Правда, в другой раз, поставленный за какую-то провинность в угол его кабинета, я тоскливо взглянул на окно. Полузадернутое трепетавшей от ветра шторой из кремового кашемира с ручной турецкой вышивкой, оно лишь слабо намекало на солнечный день и яркую зелень цветущего сада, но я представил их себе так ясно, что не сумел удержаться от тяжкого вздоха. Отец, сидевший в кресле над своей работой, опустил на колени книгу и внимательно посмотрел на меня поверх пенсне. Губы его чуть дрогнули. Мягкая задумчивая тень скользнула по лицу.
— Ну, что ты? — спросил он.
— Нет, ничего, — прошептал я.
— Устал стоять?
Я молчал, не поднимая глаз.
— Ну, возьми вон, поди, табуретку, садись посиди, если устал. Сидеть ведь не так трудно?
— Конечно, не так… — опять таким же непроизвольным вздохом вырвалось у меня. — Если бы ты меня всегда на табуретку только сажал…

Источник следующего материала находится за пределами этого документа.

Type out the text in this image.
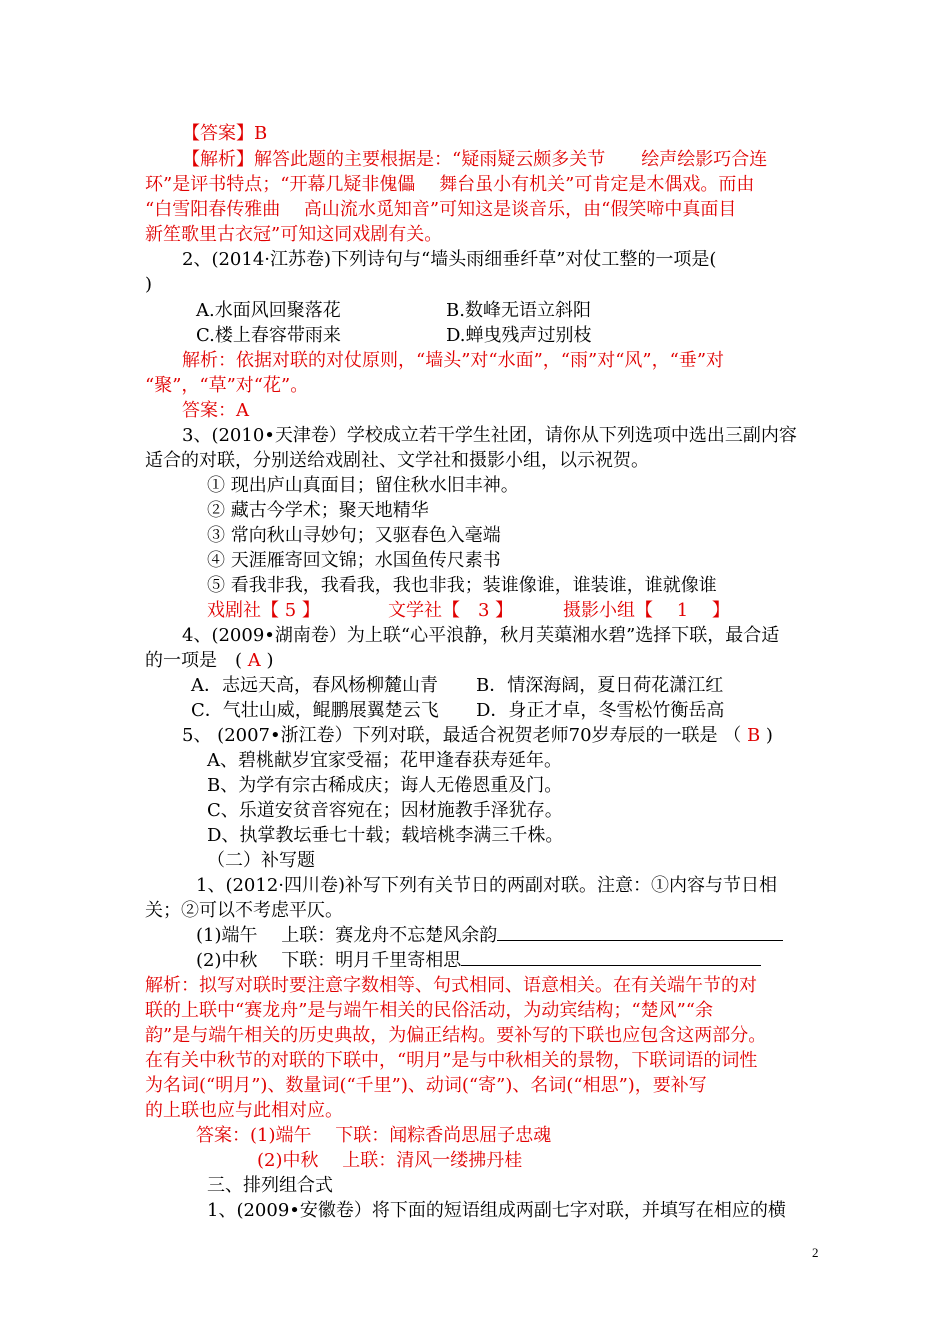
【答案】B
【解析】解答此题的主要根据是：“疑雨疑云颇多关节　　绘声绘影巧合连
环”是评书特点；“开幕几疑非傀儡　 舞台虽小有机关”可肯定是木偶戏。而由
“白雪阳春传雅曲　 高山流水觅知音”可知这是谈音乐，由“假笑啼中真面目
新笙歌里古衣冠”可知这同戏剧有关。
2、(2014·江苏卷)下列诗句与“墙头雨细垂纤草”对仗工整的一项是(
)
A.水面风回聚落花	B.数峰无语立斜阳
C.楼上春容带雨来	D.蝉曳残声过别枝
解析：依据对联的对仗原则，“墙头”对“水面”，“雨”对“风”，“垂”对
“聚”，“草”对“花”。
答案：A
3、(2010•天津卷）学校成立若干学生社团，请你从下列选项中选出三副内容
适合的对联，分别送给戏剧社、文学社和摄影小组，以示祝贺。
① 现出庐山真面目；留住秋水旧丰神。
② 藏古今学术；聚天地精华
③ 常向秋山寻妙句；又驱春色入毫端
④ 天涯雁寄回文锦；水国鱼传尺素书
⑤ 看我非我，我看我，我也非我；装谁像谁，谁装谁，谁就像谁
戏剧社【 5 】	文学社【　3 】	摄影小组【　 1　 】
4、(2009•湖南卷）为上联“心平浪静，秋月芙蕖湘水碧”选择下联，最合适
的一项是　( A )
A．志远天高，春风杨柳麓山青 B．情深海阔，夏日荷花潇江红
C．气壮山威，鲲鹏展翼楚云飞 D．身正才卓，冬雪松竹衡岳高
5、 (2007•浙江卷）下列对联，最适合祝贺老师70岁寿辰的一联是 （ B )
A、碧桃献岁宜家受福；花甲逢春获寿延年。
B、为学有宗古稀成庆；诲人无倦恩重及门。
C、乐道安贫音容宛在；因材施教手泽犹存。
D、执掌教坛垂七十载；载培桃李满三千株。
（二）补写题
1、(2012·四川卷)补写下列有关节日的两副对联。注意：①内容与节日相
关；②可以不考虑平仄。
(1)端午　 上联：赛龙舟不忘楚风余韵
(2)中秋　 下联：明月千里寄相思
解析：拟写对联时要注意字数相等、句式相同、语意相关。在有关端午节的对
联的上联中“赛龙舟”是与端午相关的民俗活动，为动宾结构；“楚风”“余
韵”是与端午相关的历史典故，为偏正结构。要补写的下联也应包含这两部分。
在有关中秋节的对联的下联中，“明月”是与中秋相关的景物，下联词语的词性
为名词(“明月”)、数量词(“千里”)、动词(“寄”)、名词(“相思”)，要补写
的上联也应与此相对应。
答案：(1)端午　 下联：闻粽香尚思屈子忠魂
(2)中秋　 上联：清风一缕拂丹桂
三、排列组合式
1、(2009•安徽卷）将下面的短语组成两副七字对联，并填写在相应的横
2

Отец совсем уже весело рассмеялся, а спустя несколько минут и совсем отменил наказание. Это запомнилось, как нечто не совсем обычное, но так и осталось не очень понятным. Ведь, вообще-то, стоять приходилось носом в угол, часами, одному, в пустой комнате, когда затекали ноги; все о тебе словно забывали, и никто уже не спрашивал, устал ты или нет. Я еще не мог сопоставить свой случайный вздох с его неожиданным милосердием, и оно так и осталось загадочным.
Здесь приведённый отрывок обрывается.